Approfondimenti a cura di Petra Schrott, Responsabile Marketing di SodaStream Italia

Scegliere l’acqua in bottiglia: una questione di gusto e…di marketing

La pubblicità ci mostra sempre modelle magre che bevono un particolare tipo di acqua in bottiglia, atleti che ne scelgono un’altra, acqua che fa dimagrire, pratiche bottiglie da portare in borsa.

Si tratta di verità o di marketing? A dire il vero la risposta sta nella seconda opzione. Non esiste infatti particolare motivo per preferire l’acqua in bottiglia all’acqua che esce dai rubinetti. Scopriamo perché.

L’acqua minerale è acqua che proviene da una sorgente di per sè pura e protetta, che sgorga possedendo caratteristiche naturali di qualità. Viene poi imbottigliata da aziende private, in contenitori di vetro o plastica, trasportata su e giù per l’Italia (per l’80% su camion) e venduta negli scaffali di negozi, supermercati o distributori automatici a prezzi più o meno variabili. Per legge questo tipo di acqua viene controllata una volta all’anno da parte delle stesse aziende imbottigliatrici, che inviano un’autocertificazione al Ministero della Salute.

L’acqua minerale subisce pochi trattamenti, oltre all’aggiunta eventuale di anidride carbonica per renderla frizzante, e può essere anche trattata con aria arricchita di ozono per separare alcuni composti quali ferro, manganese, zolfo e il &poco gradito& arsenico.

L’acqua in bottiglia rappresenta un business spesso ingiustificato: nata con finalità terapeutiche, è regolamentata da una legge che prevede &caratteristiche igieniche particolari e proprietà favorevoli alla salute&. Per le acque potabili queste specifiche non sono richieste, e confrontarle è un esercizio errato.

L’acqua del rubinetto: una scelta sicura e controllata

L’acqua del rubinetto può invece avere origini di vario tipo, può essere prelevata direttamente da una fonte e avere già buone qualità naturali, oppure in alcuni casi può avere bisogno di trattamenti che ne migliorino le caratteristiche chimico-fisiche o la rendano più sicura per la salute umana.

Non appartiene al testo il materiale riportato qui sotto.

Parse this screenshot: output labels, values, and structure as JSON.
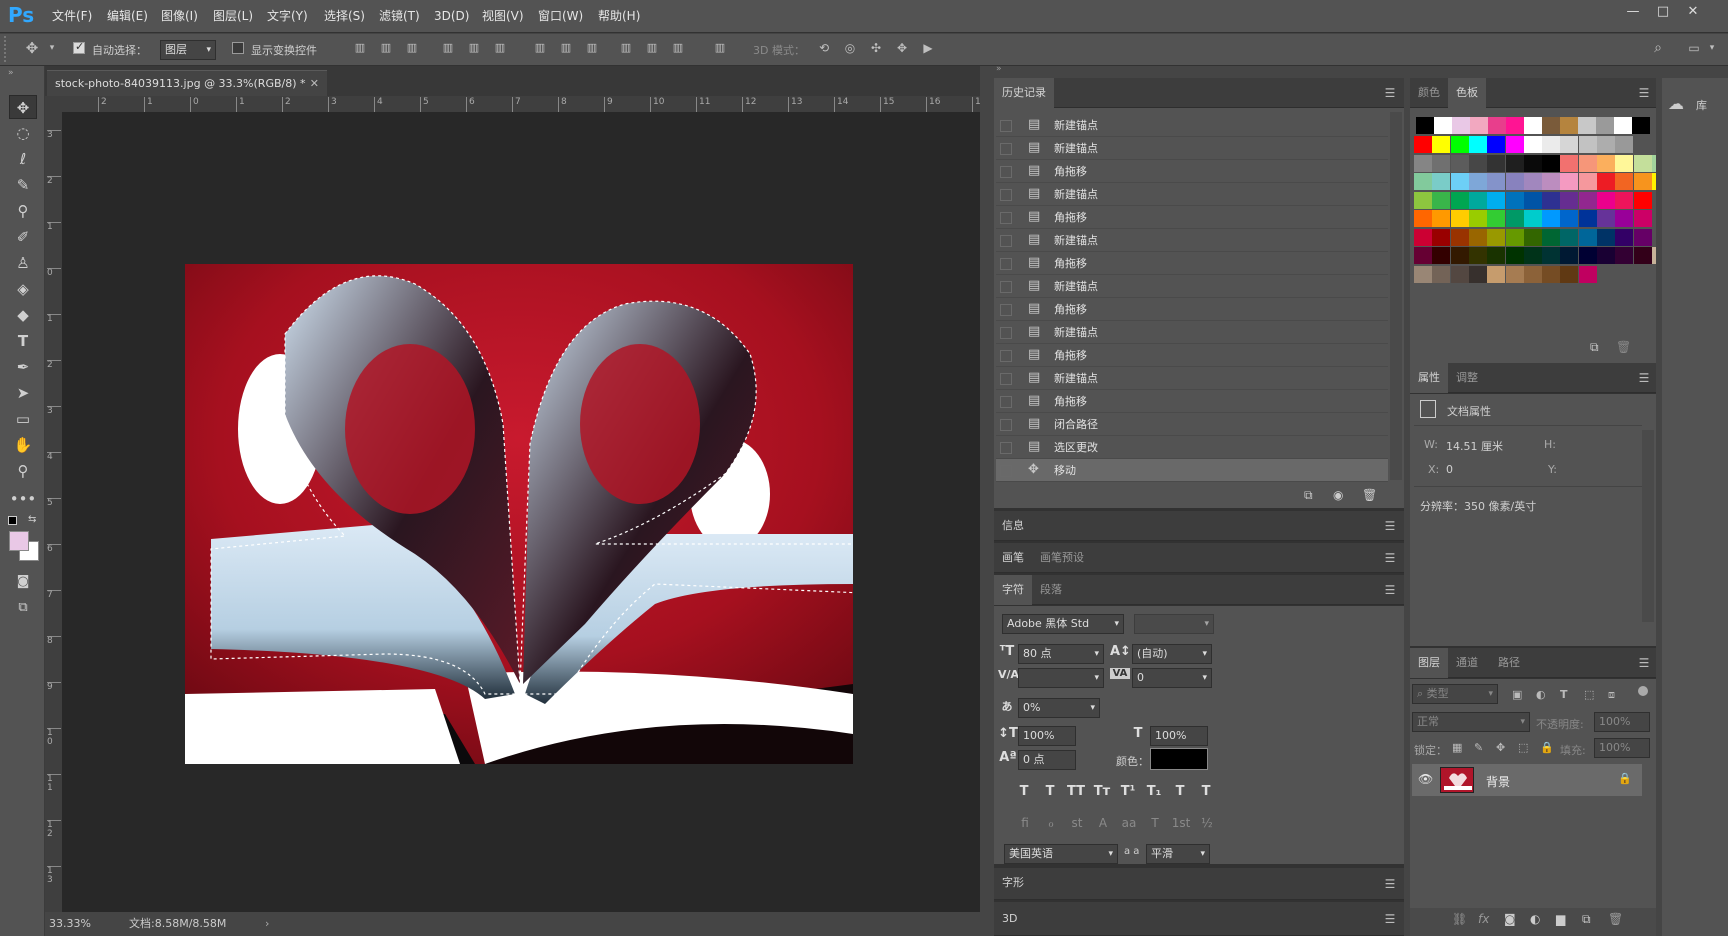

Tutte le acque del rubinetto vengono sottoposte a disinfezione per proteggerle durante il tragitto nelle tubature fino alle nostre case. La legge italiana prevede un minimo di quattro analisi all’anno, numero che aumenta in base al volume di acqua distribuito ogni giorno e alle caratteristiche dell’acquedotto. Le analisi sono svolte sia dalla società che gestisce l’acquedotto che dalle Asl, quindi da due soggetti indipendenti tra loro, che svolgono analisi su 67 differenti parametri, un numero maggiore rispetto a quelli previsti per le acque in bottiglia. In poche parole, l’acqua del sindaco che arriva nelle nostre case non ha niente da invidiare a quella in bottiglia dal punto di vista della qualità, anzi risulta quattro volte più controllata di quella che viene comprata al supermercato.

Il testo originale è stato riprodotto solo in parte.